De eretitels Koninklijke en Hofleverancier worden door vele instanties gebruikt. Echter er is wel een duidelijk verschil in de titels. De oorsprong ervan gaat terug tot in de tijd van Napoleon. Tegenwoordig is het nog steeds de Koning die deze gunst verleend. Omdat het niet een afdwingbaar recht is, maar meer een gunst, staat de toekenning (en intrekking ervan) een beetje op gespannen voet met ons staatsrecht. De toekenning ervan gebeurd namelijk niet onder ministeriele verantwoordelijkheid maar is een Koninklijk besluit, waartegen geen beroepsprocedure bestaat.
De term Koninklijke zien we vooral terug bij grote bedrijven (bijvoorbeeld Koninklijke Philips NV). Het symboliseert het vertrouwen van de Koning in de organisatie. Het predicaat Koninklijke wordt niet alleen toegekend aan bedrijven, maar ook aan verenigingen, instellingen, verenigingen en stichtingen. Het verzoek om de term Koninklijke te mogen gebruiken, loopt via de burgemeester van de vestigingsplaats van de organisatie.
Bedrijven moeten in Nederland een vooraanstaande plaats innemen (liefst met internationale uitstraling). Er wordt gekeken naar de omvang van het bedrijf, aantal werknemers (in principe minimaal 100) en natuurlijk het onberispelijke gedrag van het bedrijf.

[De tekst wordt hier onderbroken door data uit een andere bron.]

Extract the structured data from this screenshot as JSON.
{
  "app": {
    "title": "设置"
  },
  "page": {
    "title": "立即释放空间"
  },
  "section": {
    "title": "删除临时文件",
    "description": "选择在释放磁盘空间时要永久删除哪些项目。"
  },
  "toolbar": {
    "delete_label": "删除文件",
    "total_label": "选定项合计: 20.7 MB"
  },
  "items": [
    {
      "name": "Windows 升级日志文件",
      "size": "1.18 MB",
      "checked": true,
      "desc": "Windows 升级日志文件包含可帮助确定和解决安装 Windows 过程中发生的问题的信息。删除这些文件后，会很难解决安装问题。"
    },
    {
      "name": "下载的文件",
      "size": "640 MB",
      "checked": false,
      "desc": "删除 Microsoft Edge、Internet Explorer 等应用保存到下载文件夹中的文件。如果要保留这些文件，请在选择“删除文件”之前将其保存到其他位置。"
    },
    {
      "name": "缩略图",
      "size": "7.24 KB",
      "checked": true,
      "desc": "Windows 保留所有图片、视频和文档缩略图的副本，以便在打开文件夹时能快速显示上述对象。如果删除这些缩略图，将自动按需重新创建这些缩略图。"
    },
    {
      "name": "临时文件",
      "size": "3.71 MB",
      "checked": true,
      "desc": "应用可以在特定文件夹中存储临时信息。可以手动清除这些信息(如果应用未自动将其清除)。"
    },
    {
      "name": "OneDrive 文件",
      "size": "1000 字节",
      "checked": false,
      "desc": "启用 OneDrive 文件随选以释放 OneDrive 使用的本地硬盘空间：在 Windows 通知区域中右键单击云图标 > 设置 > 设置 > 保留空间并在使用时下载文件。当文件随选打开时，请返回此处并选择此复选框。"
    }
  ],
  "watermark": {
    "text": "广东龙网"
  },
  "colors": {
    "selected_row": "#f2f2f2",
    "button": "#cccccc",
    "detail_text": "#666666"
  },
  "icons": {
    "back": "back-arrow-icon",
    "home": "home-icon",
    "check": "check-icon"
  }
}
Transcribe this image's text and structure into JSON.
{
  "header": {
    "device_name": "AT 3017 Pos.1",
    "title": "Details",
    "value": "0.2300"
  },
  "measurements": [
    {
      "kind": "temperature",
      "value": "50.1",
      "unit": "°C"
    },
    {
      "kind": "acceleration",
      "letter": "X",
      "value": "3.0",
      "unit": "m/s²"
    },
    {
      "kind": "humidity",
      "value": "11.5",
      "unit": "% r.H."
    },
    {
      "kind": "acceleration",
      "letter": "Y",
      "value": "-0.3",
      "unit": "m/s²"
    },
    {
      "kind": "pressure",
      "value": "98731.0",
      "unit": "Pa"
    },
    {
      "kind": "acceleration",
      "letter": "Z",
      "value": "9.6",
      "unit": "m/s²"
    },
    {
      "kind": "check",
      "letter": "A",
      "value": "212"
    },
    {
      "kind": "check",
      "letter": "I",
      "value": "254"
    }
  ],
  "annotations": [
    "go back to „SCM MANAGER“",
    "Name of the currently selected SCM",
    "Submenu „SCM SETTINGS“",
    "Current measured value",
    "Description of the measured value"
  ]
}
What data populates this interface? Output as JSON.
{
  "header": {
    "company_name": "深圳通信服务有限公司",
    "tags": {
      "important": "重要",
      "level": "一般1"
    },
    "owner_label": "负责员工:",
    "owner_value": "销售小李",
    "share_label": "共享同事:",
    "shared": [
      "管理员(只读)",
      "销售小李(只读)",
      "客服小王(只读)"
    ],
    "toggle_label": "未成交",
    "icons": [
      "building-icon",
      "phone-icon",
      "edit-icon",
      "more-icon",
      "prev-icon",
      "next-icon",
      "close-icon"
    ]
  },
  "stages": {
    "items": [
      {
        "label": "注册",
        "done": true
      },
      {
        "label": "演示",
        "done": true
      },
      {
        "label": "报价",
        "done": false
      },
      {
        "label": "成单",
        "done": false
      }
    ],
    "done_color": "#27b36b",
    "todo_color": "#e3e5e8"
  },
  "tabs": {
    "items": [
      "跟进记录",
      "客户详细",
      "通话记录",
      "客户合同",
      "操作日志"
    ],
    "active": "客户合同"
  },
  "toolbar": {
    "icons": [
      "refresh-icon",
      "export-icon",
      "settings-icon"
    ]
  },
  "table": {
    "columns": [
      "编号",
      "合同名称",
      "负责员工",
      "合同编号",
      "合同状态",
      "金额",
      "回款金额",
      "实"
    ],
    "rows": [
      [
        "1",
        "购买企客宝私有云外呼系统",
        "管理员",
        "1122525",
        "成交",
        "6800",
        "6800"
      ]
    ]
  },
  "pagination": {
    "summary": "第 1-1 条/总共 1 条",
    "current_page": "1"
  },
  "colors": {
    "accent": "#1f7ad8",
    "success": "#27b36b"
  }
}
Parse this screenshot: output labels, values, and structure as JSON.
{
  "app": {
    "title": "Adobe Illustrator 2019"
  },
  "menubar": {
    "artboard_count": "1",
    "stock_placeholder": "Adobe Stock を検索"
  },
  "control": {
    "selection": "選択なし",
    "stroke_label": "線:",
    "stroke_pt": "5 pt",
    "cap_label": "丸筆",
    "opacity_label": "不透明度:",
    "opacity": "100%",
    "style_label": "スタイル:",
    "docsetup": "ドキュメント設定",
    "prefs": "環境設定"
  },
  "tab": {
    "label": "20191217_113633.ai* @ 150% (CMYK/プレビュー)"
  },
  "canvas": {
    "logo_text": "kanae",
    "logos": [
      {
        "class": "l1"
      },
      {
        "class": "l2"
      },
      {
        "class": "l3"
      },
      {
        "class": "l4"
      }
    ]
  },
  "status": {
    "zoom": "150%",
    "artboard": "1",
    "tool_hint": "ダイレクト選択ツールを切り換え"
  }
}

Het bedrijf moet daarnaast in principe minimaal 100 jaar bestaan en de financiële boekhouding van de afgelopen vijf jaar moet in orde zijn. Bij toekenning reikt de Commissaris van de Koning de oorkonde uit. Het bedrijf mag dan aan de naam het predicaat Koninklijke toevoegen en de Koninklijke Kroon in het logo opnemen (de kroon met de vijf bogen en kruis in het midden). Bij uitzondering (en na voorafgaande toestemming) mag er een gestileerde versie van de Kroon worden opgenomen in het logo.
Verenigingen en organisaties kunnen ook het predicaat Koninklijke krijgen (niet Hofleverancier). Hiervoor geldt eveneens dat de organisatie een vooraanstaande plaats moet innemen, goed bestuurd moet worden en dat minimaal 100 jaar moet bestaan. Het predicaat wordt slechts bij een bijzonder jubileum verleend. Verenigingen met een politieke, religieuze of levensbeschouwelijke opvatting kunnen het predicaat niet krijgen.
De term Hofleverancier is veel meer voor regionale kleine en middelgrote bedrijven. Koning Willem I voerde dit in 1815 in. Een kleine 500 bedrijven hebben het recht om de titel: “Bij Koninklijke Beschikking Hofleverancier” te voeren samen met een afbeelding van het Koninklijk Wapen (meer een soort schild). De eretitel wordt voor 25 jaar toegekend en kan (als het bedrijf zich netjes blijft gedragen) verlengd worden met 25 jaar. De criteria om de titel te krijgen, zijn enigszins hetzelfde als voor Koninklijke alleen is het voor kleinere en regionale bedrijven. Het gaat wel echt om Nederlandse bedrijven. Buitenlandse bedrijven kunnen de eretitel niet krijgen (ongeacht hoe lang ze al in Nederland zijn gevestigd). De titel is een echte eretitel, de bedrijven leveren namelijk vaak niet zelf aan het hof.
Het gebruik is wel aan strenge eisen onderworpen. Het mag de naam en reputatie van de Koning niet schaden. Gebruik mag alleen “waar dit past”, dus op briefpapier, verpakkingen. Gebruik van alleen de term HOFLEVERANCIER of het Koninklijk Wapen in een andere vorm niet toegestaan. Toch lijkt er wel wat mogelijk te zijn, gezien het huidige gebruik van bijvoorbeeld het KLM logo en het KPN logo (met gestileerde kroon). Overleg daarvoor eerst met de RVD. Bedenk wel dat keihard commercieel gebruik over de rug van de Koning nadelige gevolgen kan hebben (tot intrekking aan toe). Verkrijgen is een, behouden een volgende stap.